От реконструкции окон меня спасло лишь появление Эльмиры – она набросилась на меня с радостными восторженными возгласами. Потом явился дядя Соммер – он хоть и не выражал столь бурно своих чувств, однако на его сдержанном красивом смуглом лице с темно-карими, как два сушеных финика, глазами, которое оттеняла белая, совсем седая, густая шевелюра, сквозила довольная улыбка, готовая вот-вот перерасти в смех. Во всем он такой – Соммер – уравновешенный, умеющий владеть собой в любой ситуации. Кажется, еще мгновение – и его сжатые, мало что говорящие по жизни губы разомкнутся, за чем последуют раскаты громового хохота или гневная обличительная тирада, разрушительный взрыв, искры молнии (в зависимости от обстоятельств). Но ничего подобного не происходило: взрыв, гром, молния, как и обличительная тирада, проглатывались и пропадали где-то в глубине души – наружу выходило лишь многозначительное: «Да-а...».
Последним заявился Марат – он якобы выключил обогреватель, и мы всей семьей (тут, кажется, все уже считали меня ее членом) уселись за стол. Раиса бегала из кухни в комнату с блюдами, тарелками, пиалами и стаканами. Она была недовольна мужем – какое-то его действие (не знаю точно, какое) привело ее в отчаяние, но моя будущая свекровь по обыкновению не подавала вида – губы ее как сложились в улыбке в момент моего появления, обнажив два заячьих передних зуба, так и застыли. Вообще она всегда улыбалась – даже когда бывала чем-то крайне недовольна. Улыбалась и молчала, затаив досаду и неудовольствие по поводу то взгляда, брошенного на нее, как ей показалось, косо, или (не дай бог!) слова, сказанного Соммером невпопад. Наверное, супруг ее и был немногословен оттого, что всю жизнь боялся обидеть Раису. И губы у него всегда сомкнуты, и все, что ему хотелось высказать жене своей, оседало, нарастая в душе, подобно накипи на стенках старого чайника. Такие между ними были отношения – и такая бывает любовь.

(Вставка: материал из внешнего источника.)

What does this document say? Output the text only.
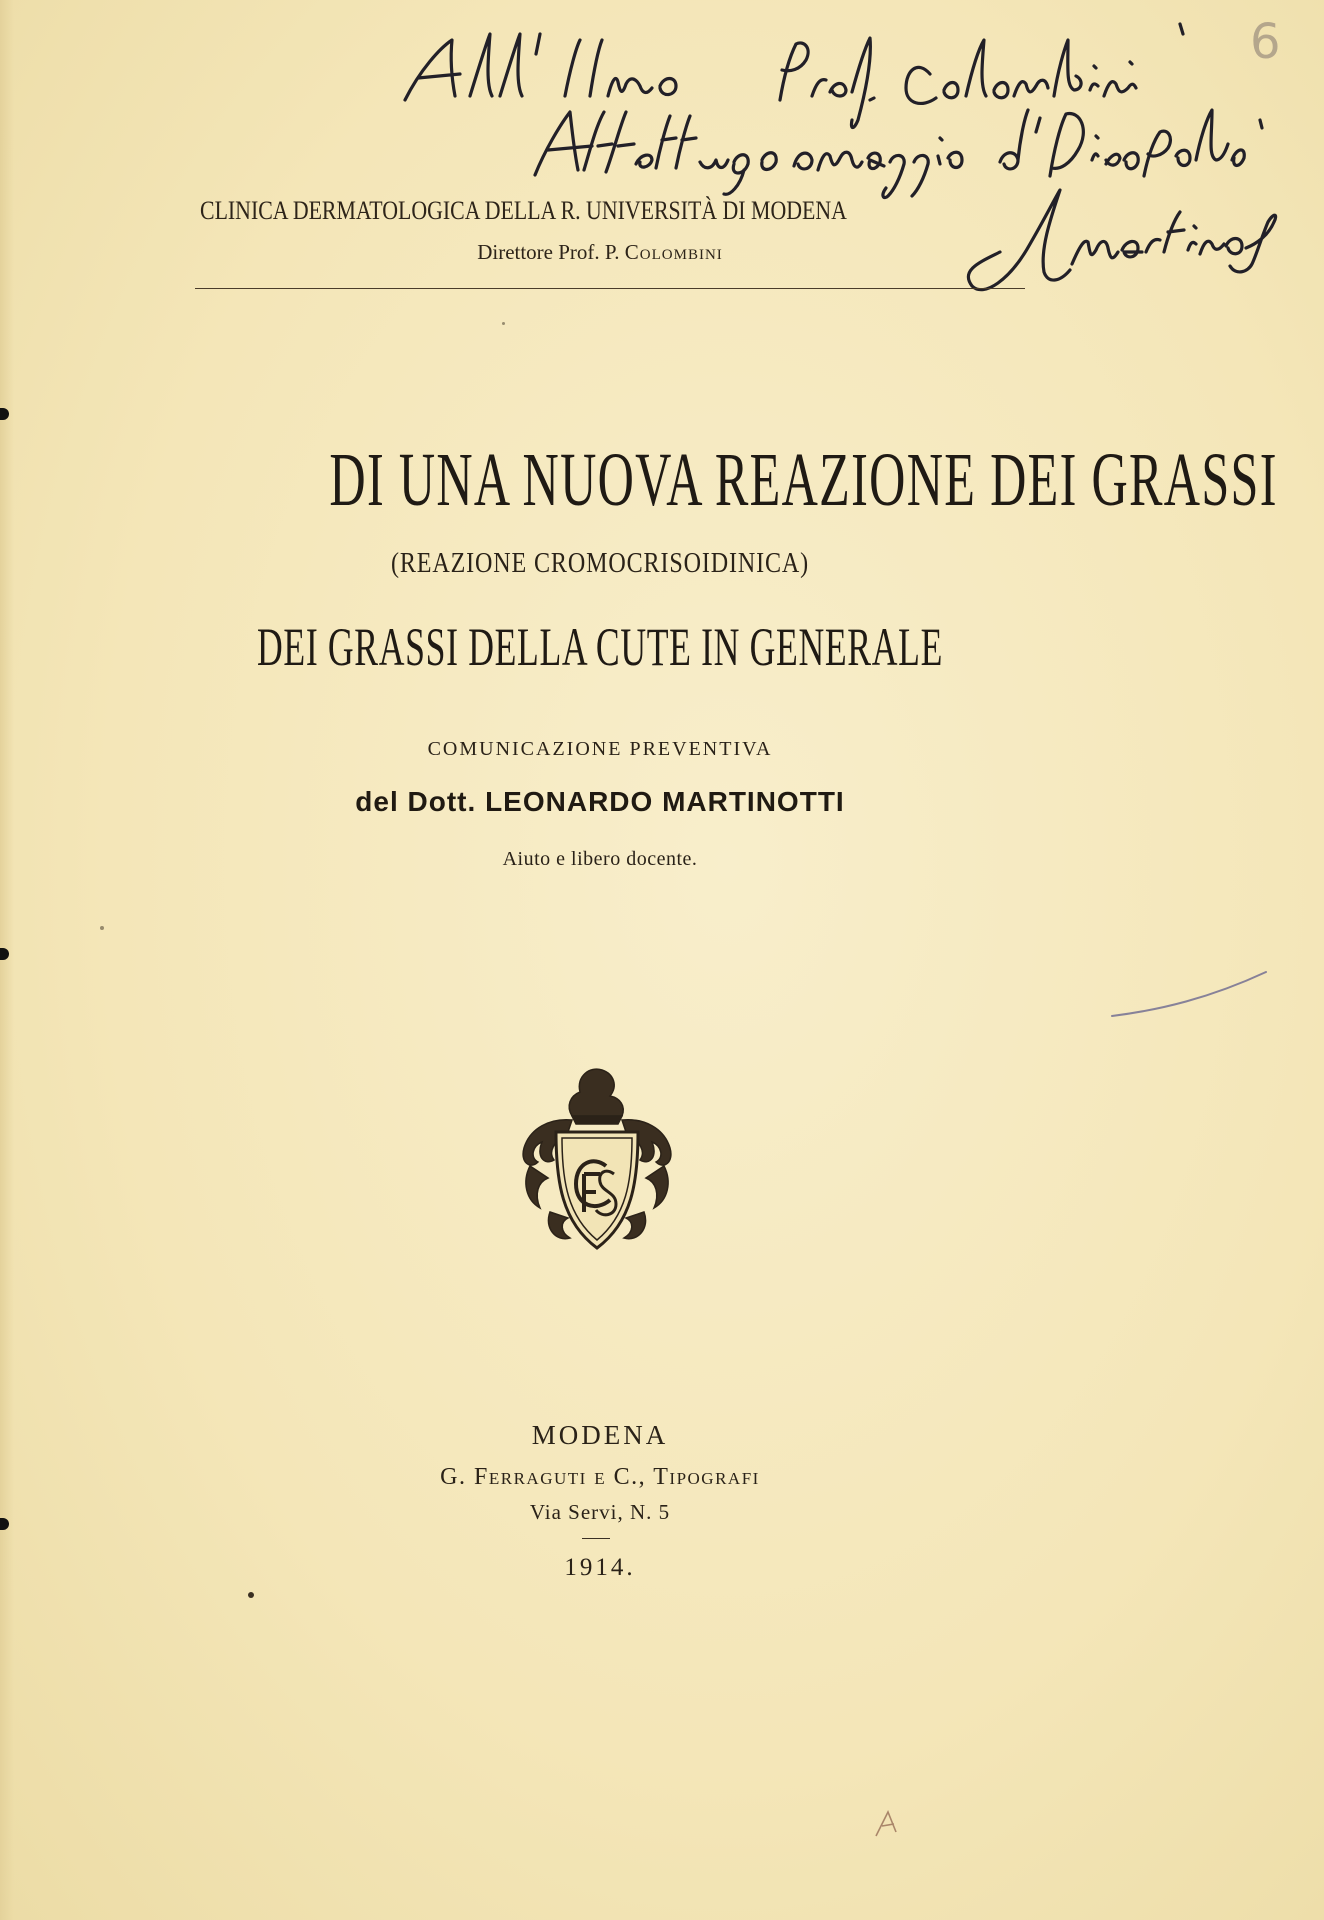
6
CLINICA DERMATOLOGICA DELLA R. UNIVERSITÀ DI MODENA
Direttore Prof. P. Colombini
DI UNA NUOVA REAZIONE DEI GRASSI
(REAZIONE CROMOCRISOIDINICA)
DEI GRASSI DELLA CUTE IN GENERALE
COMUNICAZIONE PREVENTIVA
del Dott. LEONARDO MARTINOTTI
Aiuto e libero docente.
MODENA
G. Ferraguti e C., Tipografi
Via Servi, N. 5
1914.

Наметав тарелки на стол, Раиса кинулась в спальню и через минуту вышла, считая себя самой красивой и неотразимой пятидесятипятилетней женщиной на всем Каспийском побережье. Она сняла платок – волосы ее, видимо, накануне моего приезда подверглись двадцатичетырехчасовой окраске хной (наверное, после этого в голову будущей свекрови и пришла мысль покрасить заодно рамы с подоконниками) и имели теперь ярко-оранжевый, неестественный цвет марокканских апельсинов. Брови и ресницы она густо начернила сурьмой, которая поставлялась сюда контрабандой из Турции, как и сверхстойкая химическая губная помада страшного зеленого ядовитого цвета в тюбиках, приобретавшая на губах более или менее естественные для людей тона – розовый или нежно-абрикосовый. Стереть такую помаду в конце дня было практически невозможно – все равно, что эффект лазерной косметологии.
– Дунночка, Мирочка, Маратик! Давайте-ка за стол! Нурик, поухаживай за гостьей! Какой же наш Нурик еще ребенок! Нурик, ты ведь мужчина! – пристала она к сыну, который отодвигал для меня то один, то другой стул, так что я совсем растерялась и не знала, куда пристроить свой многострадальный зад, пинаемый за компанию со спиной два часа подряд в самолете. – Вы посмотрите! Какой цыпленок! Какой он у нас еще цыпленок! – восторгалась Раиса сыном. – Дунночка, не обращай на него внимания – он стесняется, садись рядом с Мирочкой.
– Ничего я не стесняюсь! – ломающимся голосом, варьирующим на все лады – от фальцета до баса, воскликнул он и, вскинув по-петушиному голову, уселся на соседний со мной стул.
«Противный он и не нравится мне совсем! Какой из него муж?! Глупость, да и только!» – думала я, ковыряя вилкой ярко-лимонный рис плова.